他转过身,直视着副校长的眼睛,那双海蓝色的眸子里,燃烧着近乎疯狂的、孤注一掷的火焰:
“我要……一劳永逸地……解决这场人类和龙族之间的战争!”
副校长瞳孔骤缩:“你要……毁灭龙族?!彻底地?!”
“是。” 昂热的声音冰冷如铁,“我要杀死他们。四大君主,一个不留。白王如果再现,也一样。”
“可是……龙王为什么会一代一代地复活?为什么我们秘党千年来的努力,永远只能暂时封印他们,却无法彻底地将他们杀死?这个根本的问题不解决,你就算杀死他们现在的‘茧’,他们依然会再度归来!” 副校长抛出了秘党千年未解的终极难题。
“既然你知道,那为什么不趁着诺顿还没有觉醒、最虚弱的时候杀死他?” 副校长紧紧逼问,“那样不是更安全、更简单吗?”
昂热忽然笑了,那笑容里充满了令人不寒而栗的算计与……某种近乎偏执的信念。
“因为……我需要他的‘骨头’。” 他缓缓说道,每个字都像是从冰窖里捞出来的,“作为龙王的‘骨头’!他现在的骨头……还不‘合格’。”
副校长瞬间明白了什么,倒吸一口凉气:“所以……你要点燃他的怒火!逼他觉醒!把他逼到绝境!让他在极致的愤怒、痛苦与复仇欲望中,将所有的力量、所有的意志、所有的‘存在’,都毫无保留地灌注到这一次的‘复苏’之中!你要的……是他‘完全燃烧’后留下的……‘龙骨十字’?!”

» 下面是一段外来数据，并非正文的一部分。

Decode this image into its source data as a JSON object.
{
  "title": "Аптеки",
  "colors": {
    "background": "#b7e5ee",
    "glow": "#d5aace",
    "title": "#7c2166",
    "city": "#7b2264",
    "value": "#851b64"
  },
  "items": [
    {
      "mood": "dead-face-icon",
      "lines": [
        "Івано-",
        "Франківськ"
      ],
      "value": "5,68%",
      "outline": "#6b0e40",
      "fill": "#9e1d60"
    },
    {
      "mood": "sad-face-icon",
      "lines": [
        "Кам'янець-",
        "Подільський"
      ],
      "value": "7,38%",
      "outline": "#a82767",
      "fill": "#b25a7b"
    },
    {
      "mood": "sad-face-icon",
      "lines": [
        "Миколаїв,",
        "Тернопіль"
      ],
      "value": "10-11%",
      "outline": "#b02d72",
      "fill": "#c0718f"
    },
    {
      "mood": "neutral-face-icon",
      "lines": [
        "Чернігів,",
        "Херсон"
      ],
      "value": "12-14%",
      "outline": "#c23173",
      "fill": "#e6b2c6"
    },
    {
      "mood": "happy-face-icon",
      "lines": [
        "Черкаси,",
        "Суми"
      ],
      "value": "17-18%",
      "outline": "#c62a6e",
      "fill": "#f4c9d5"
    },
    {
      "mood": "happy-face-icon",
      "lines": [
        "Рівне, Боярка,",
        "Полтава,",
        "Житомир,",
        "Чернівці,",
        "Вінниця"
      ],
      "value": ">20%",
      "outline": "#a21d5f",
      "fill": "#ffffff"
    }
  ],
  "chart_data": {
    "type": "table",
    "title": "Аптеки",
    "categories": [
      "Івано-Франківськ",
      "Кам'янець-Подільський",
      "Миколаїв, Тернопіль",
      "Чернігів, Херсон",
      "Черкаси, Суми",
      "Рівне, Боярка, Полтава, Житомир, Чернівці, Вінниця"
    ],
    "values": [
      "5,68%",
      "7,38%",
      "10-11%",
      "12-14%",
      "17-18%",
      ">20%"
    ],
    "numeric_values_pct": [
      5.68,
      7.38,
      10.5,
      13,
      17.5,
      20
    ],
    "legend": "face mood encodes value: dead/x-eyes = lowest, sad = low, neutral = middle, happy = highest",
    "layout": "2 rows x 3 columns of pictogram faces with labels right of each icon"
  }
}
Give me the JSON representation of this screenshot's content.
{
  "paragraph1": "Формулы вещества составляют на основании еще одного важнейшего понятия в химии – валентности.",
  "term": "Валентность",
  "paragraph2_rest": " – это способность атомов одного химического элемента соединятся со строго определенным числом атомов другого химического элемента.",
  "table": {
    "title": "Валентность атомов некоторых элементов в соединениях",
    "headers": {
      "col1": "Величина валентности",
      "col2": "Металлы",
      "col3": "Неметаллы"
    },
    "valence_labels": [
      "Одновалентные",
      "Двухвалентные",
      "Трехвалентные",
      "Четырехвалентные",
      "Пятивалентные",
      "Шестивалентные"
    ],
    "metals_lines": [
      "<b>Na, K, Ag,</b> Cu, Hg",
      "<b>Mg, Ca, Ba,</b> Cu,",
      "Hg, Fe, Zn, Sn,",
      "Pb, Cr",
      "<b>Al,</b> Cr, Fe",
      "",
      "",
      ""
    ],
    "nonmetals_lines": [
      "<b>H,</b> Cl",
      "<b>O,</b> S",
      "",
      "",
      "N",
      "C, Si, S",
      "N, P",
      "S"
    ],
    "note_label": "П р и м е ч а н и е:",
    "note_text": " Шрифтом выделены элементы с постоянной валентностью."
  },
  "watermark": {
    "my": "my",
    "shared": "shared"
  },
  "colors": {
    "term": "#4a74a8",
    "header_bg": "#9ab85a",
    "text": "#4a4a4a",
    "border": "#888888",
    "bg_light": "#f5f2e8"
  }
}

“没错。” 昂热重新望向窗外,诺顿觉醒的方向,目光灼灼,“想要真正‘杀死’一位龙王,彻底终结他归来的轮回,常规的手段是无效的。只有逼他暴怒!逼他赌上近乎永恒的生命和全部的存在,和人类战斗到底!在至亲被杀的时候,在不想活下去、只想拉着整个世界陪葬的时候……他才会真正地、毫无保留地、‘认真’起来!才会将他作为‘龙王诺顿’的一切,都凝聚、显化出来!而我们要做的……”
他的声音陡然提高,如同宣告,如同战鼓:
“就是将那些燃烧在天空中的、代表着他们最后辉煌与疯狂的‘龙骨十字’……”
“……变成他们永恒的墓碑!!!”】
至此,一切疑问,明了!!!
昂热并非疏忽,更非失误。
他从一开始,就知道老唐是诺顿。
他布下这个惊天杀局,唤醒康斯坦丁,逼路明非射出贤者之石,目睹康斯坦丁惨死,刺激诺顿觉醒……这一切的一切,都不是为了简单地杀死一个不完全的龙王。
他要的,是彻底地、一劳永逸地……“解决”龙王!
以最危险、最疯狂、也最有效的方式——逼出完全体的、处于暴怒复仇状态的龙王,然后……在其最“强”也最“真”的时刻,将其斩杀,夺取其彻底显化的“龙骨十字”,断绝其再度归来的可能!
这是一场赌上整个卡塞尔学院、赌上所有师生性命、赌上他自己百年声誉与生命的……终极豪赌!
而刚刚觉醒、携带着焚世之怒归来的龙王诺顿,正是他选中的……第一个目标,也是他验证这个疯狂理论的……第一块试金石!
真正的风暴,现在……才要开始。